Access the Menus on a PC

You can use the following shortcuts on a PC to access any of the menus on the menu bar. If you use Chrome, follow those shortcuts instead:

  • Alt+F (Chrome) or Alt+Shift+F (Other browsers): Access the File menu.

  • Alt+E (Chrome) or Alt+Shift+E (Other browsers): Access the Edit menu.

  • Alt+V (Chrome) or Alt+Shift+V (Other browsers): Access the View menu.

  • Alt+I (Chrome) or Alt+Shift+I (Other browsers): Access the Insert menu.

  • Alt+O (Chrome) or Alt+Shift+O (Other browsers): Access the Format menu.

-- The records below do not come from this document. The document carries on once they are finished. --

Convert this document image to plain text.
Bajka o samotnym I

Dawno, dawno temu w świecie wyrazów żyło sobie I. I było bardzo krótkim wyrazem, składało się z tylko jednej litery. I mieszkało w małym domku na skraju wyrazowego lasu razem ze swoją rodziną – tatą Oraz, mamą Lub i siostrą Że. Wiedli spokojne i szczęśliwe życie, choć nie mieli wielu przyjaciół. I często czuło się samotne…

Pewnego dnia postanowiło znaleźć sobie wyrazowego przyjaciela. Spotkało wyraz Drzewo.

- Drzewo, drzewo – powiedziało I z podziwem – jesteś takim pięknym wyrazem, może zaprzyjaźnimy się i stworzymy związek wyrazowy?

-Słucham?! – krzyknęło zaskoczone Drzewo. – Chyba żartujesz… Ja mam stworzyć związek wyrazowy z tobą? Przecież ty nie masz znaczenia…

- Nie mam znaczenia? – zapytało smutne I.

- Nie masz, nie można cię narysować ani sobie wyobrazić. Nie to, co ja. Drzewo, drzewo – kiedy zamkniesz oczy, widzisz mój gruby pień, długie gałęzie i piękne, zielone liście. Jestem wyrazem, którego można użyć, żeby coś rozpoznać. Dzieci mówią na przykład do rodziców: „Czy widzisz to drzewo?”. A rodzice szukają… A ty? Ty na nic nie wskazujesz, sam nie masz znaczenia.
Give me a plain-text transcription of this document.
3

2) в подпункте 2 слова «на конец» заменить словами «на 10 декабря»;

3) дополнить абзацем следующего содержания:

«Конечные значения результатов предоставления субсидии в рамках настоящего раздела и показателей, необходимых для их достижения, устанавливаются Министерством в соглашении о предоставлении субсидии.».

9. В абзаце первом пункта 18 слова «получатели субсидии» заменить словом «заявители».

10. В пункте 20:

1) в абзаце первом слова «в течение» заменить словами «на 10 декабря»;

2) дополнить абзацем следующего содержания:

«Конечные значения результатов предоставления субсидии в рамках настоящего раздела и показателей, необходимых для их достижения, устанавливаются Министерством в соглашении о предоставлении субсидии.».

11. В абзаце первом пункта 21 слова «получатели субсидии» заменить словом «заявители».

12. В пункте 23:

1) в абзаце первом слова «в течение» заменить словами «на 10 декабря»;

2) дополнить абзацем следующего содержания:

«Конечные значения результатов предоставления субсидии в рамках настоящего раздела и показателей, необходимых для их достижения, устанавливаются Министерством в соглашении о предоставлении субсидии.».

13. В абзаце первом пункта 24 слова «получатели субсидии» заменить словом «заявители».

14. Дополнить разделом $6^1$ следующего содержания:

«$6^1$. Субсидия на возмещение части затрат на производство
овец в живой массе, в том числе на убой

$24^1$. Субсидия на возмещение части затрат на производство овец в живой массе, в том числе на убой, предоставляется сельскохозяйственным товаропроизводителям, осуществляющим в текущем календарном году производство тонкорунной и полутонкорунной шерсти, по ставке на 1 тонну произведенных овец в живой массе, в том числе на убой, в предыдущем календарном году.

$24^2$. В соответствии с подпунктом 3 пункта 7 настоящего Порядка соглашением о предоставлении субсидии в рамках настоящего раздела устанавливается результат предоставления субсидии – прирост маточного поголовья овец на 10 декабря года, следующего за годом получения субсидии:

  • Alt+T (Chrome) or Alt+Shift+T (Other browsers): Access the Tools menu.

  • Alt+H (Chrome) or Alt+Shift+H (Other browsers): Access the Help menu.

  • Alt+A (Chrome) or Alt+Shift+A (Other browsers): Access the Accessibility menu (present when screen reader support is enabled).

  • Shift+Right-click: Show your browser’s context menu (by default, Google Slides overrides your browser’s context menu with its own).

Access the Menus on macOS

You can access the menu bar with keyboard shortcuts on a Mac, too. Here’s how:

  • Ctrl+Option+F: Open the File menu.

  • Ctrl+Option+E: Open the Edit menu.

  • Ctrl+Option+V: Open the View menu.

  • Ctrl+Option+I: Open the Insert menu.

  • Ctrl+Option+O: Open the Format menu.

  • Ctrl+Option+T: Open the Tools menu.

  • Ctrl+Option+H: Open the Help menu.

  • Ctrl+Option+A: Open the Accessibility menu (present when screen reader support is enabled).

  • Cmd+Option+Shift+K: Open the Input Tools menu (available in documents that contain non-Latin languages).

  • Shift+Right-click: Show your browser’s context menu (by default, Google Slides overrides your browser’s context menu with its own).